Tax season is in full swing. In Georgia and across the country individuals, couples and families are gathering W-2s, 1099s and other tax documents to make sure everything's in line for the IRS by April's tax filing deadline.
In general child support is not taxed. The person receiving the child support payments for the support of minor children does not have to claim that amount as income for tax purposes. The person paying child support may not claim a deduction for any amounts paid either.
Alimony, or spousal support, is different. Any amounts received for court-ordered alimony are taxable as income to the recipient. He or she must report the amount received and may owe taxes on that sum. The person who paid alimony pursuant to a court order is entitled to a deduction on his or her tax return for the amount of spousal support paid.
Exemptions for Dependents
The custodial parent, or the parent with whom the child spends more than 50 percent of the time, is generally entitled to the dependency exemption. Both parents cannot claim the same child for purposes of the dependency exemption.

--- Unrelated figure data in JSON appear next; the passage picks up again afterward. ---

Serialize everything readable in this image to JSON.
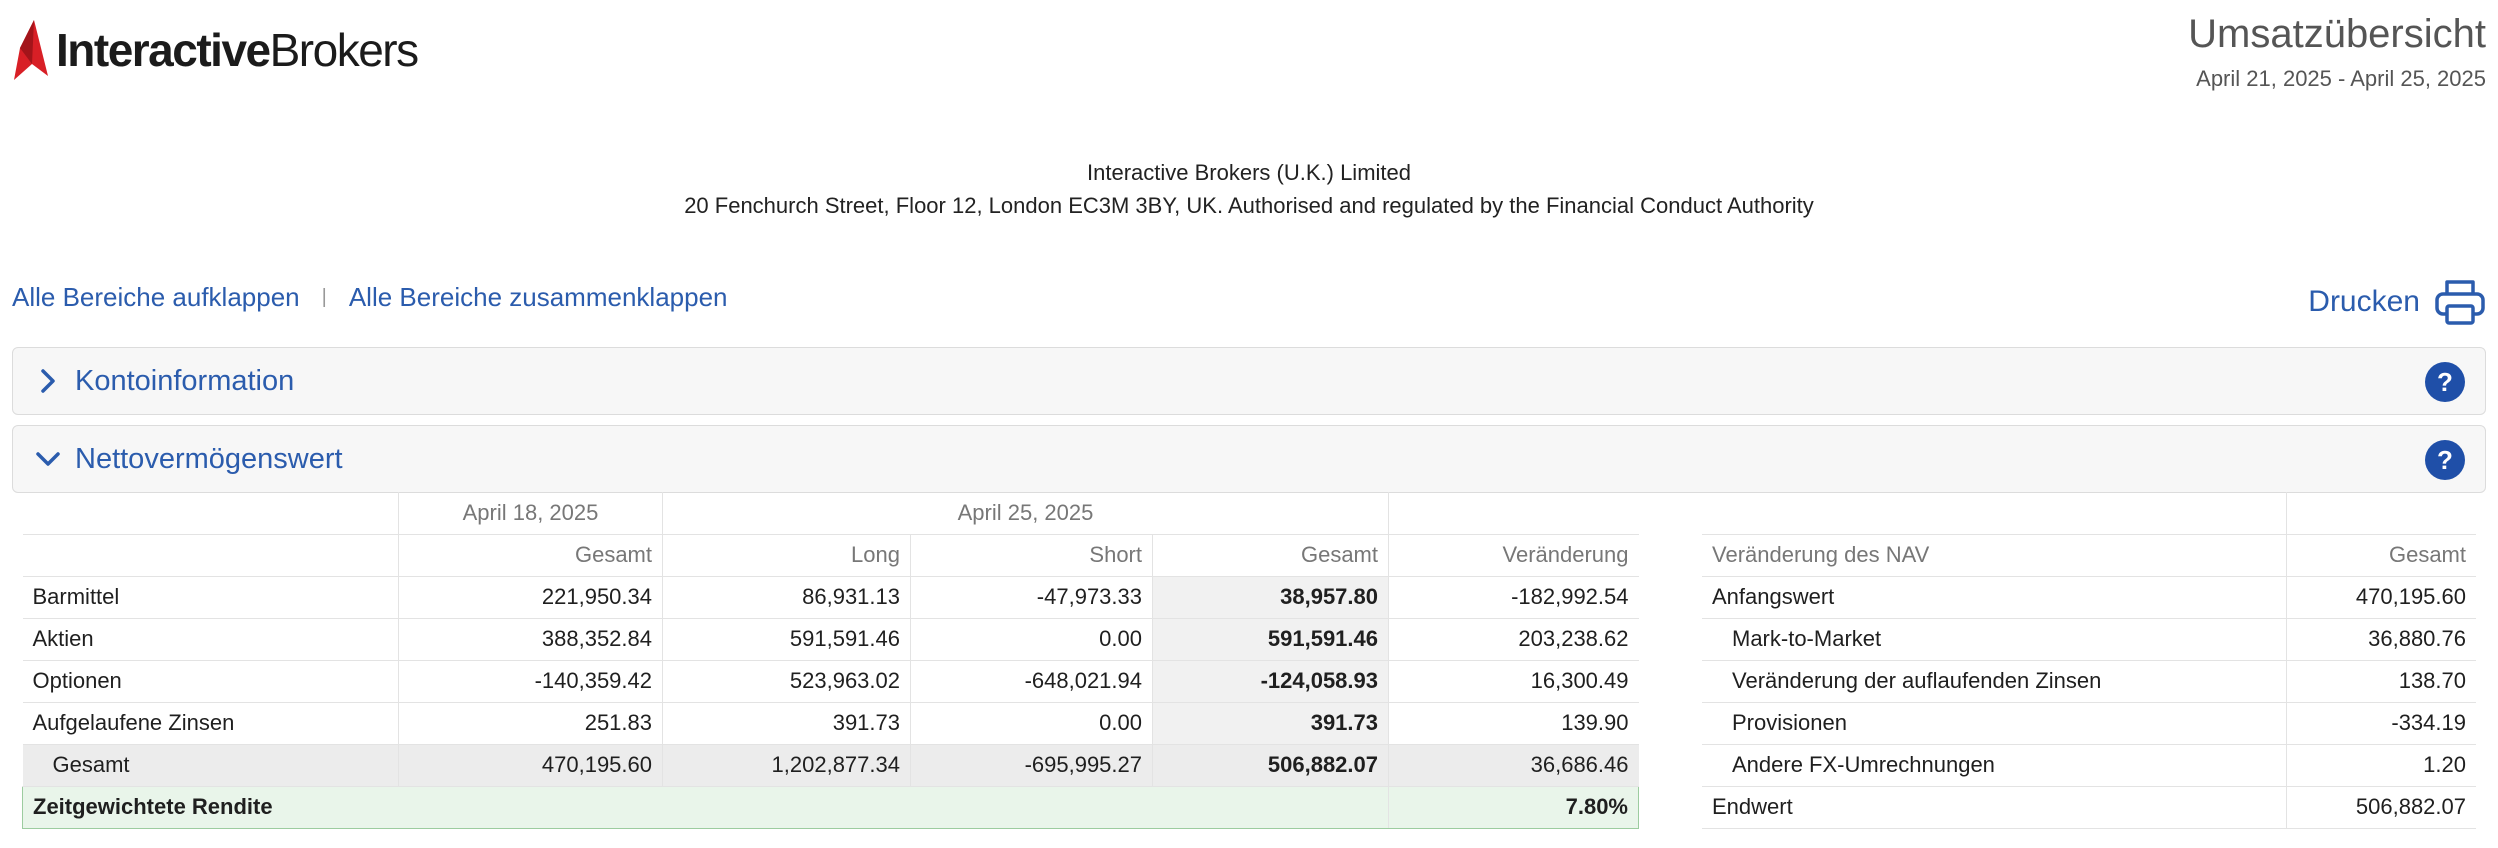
{
  "brand": {
    "name_bold": "Interactive",
    "name_regular": "Brokers",
    "logo_color": "#d81f26"
  },
  "report": {
    "title": "Umsatzübersicht",
    "date_range": "April 21, 2025 - April 25, 2025"
  },
  "firm": {
    "name": "Interactive Brokers (U.K.) Limited",
    "address": "20 Fenchurch Street, Floor 12, London EC3M 3BY, UK. Authorised and regulated by the Financial Conduct Authority"
  },
  "toolbar": {
    "expand_all": "Alle Bereiche aufklappen",
    "separator": "|",
    "collapse_all": "Alle Bereiche zusammenklappen",
    "print": "Drucken"
  },
  "sections": {
    "account": {
      "title": "Kontoinformation",
      "help": "?"
    },
    "nav": {
      "title": "Nettovermögenswert",
      "help": "?"
    }
  },
  "nav_table": {
    "date_prior": "April 18, 2025",
    "date_current": "April 25, 2025",
    "columns": [
      "Gesamt",
      "Long",
      "Short",
      "Gesamt",
      "Veränderung"
    ],
    "rows": [
      {
        "label": "Barmittel",
        "prior_total": "221,950.34",
        "long": "86,931.13",
        "short": "-47,973.33",
        "total": "38,957.80",
        "change": "-182,992.54"
      },
      {
        "label": "Aktien",
        "prior_total": "388,352.84",
        "long": "591,591.46",
        "short": "0.00",
        "total": "591,591.46",
        "change": "203,238.62"
      },
      {
        "label": "Optionen",
        "prior_total": "-140,359.42",
        "long": "523,963.02",
        "short": "-648,021.94",
        "total": "-124,058.93",
        "change": "16,300.49"
      },
      {
        "label": "Aufgelaufene Zinsen",
        "prior_total": "251.83",
        "long": "391.73",
        "short": "0.00",
        "total": "391.73",
        "change": "139.90"
      }
    ],
    "total": {
      "label": "Gesamt",
      "prior_total": "470,195.60",
      "long": "1,202,877.34",
      "short": "-695,995.27",
      "total": "506,882.07",
      "change": "36,686.46"
    },
    "twr": {
      "label": "Zeitgewichtete Rendite",
      "value": "7.80%"
    }
  },
  "nav_change": {
    "header_label": "Veränderung des NAV",
    "header_value": "Gesamt",
    "rows": [
      {
        "label": "Anfangswert",
        "value": "470,195.60",
        "indent": false
      },
      {
        "label": "Mark-to-Market",
        "value": "36,880.76",
        "indent": true
      },
      {
        "label": "Veränderung der auflaufenden Zinsen",
        "value": "138.70",
        "indent": true
      },
      {
        "label": "Provisionen",
        "value": "-334.19",
        "indent": true
      },
      {
        "label": "Andere FX-Umrechnungen",
        "value": "1.20",
        "indent": true
      },
      {
        "label": "Endwert",
        "value": "506,882.07",
        "indent": false
      }
    ]
  },
  "colors": {
    "link": "#2b5cad",
    "help_badge": "#1f4fa8",
    "twr_bg": "#e9f5ea",
    "twr_border": "#9ccc9f"
  }
}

It is possible, however, for the non-custodial parent to claim a dependency exemption. When working on your child custody and support agreement, your Georgia child support attorney can discuss what rights the non-custodial parent has to dependency exemptions and whether the agreement should specify who claims the exemption. If a non-custodial parent is claiming a dependency exemption, he or she may need to include IRS Form 8332 (Release of Claim to Exemption for Child of Divorce or Divorced Parents) when filing his or her taxes.
Along with the exemption for dependents, you may be entitled to various other tax incentives, including a child tax credit, a child care credit, an earned income credit, and even education tax credits.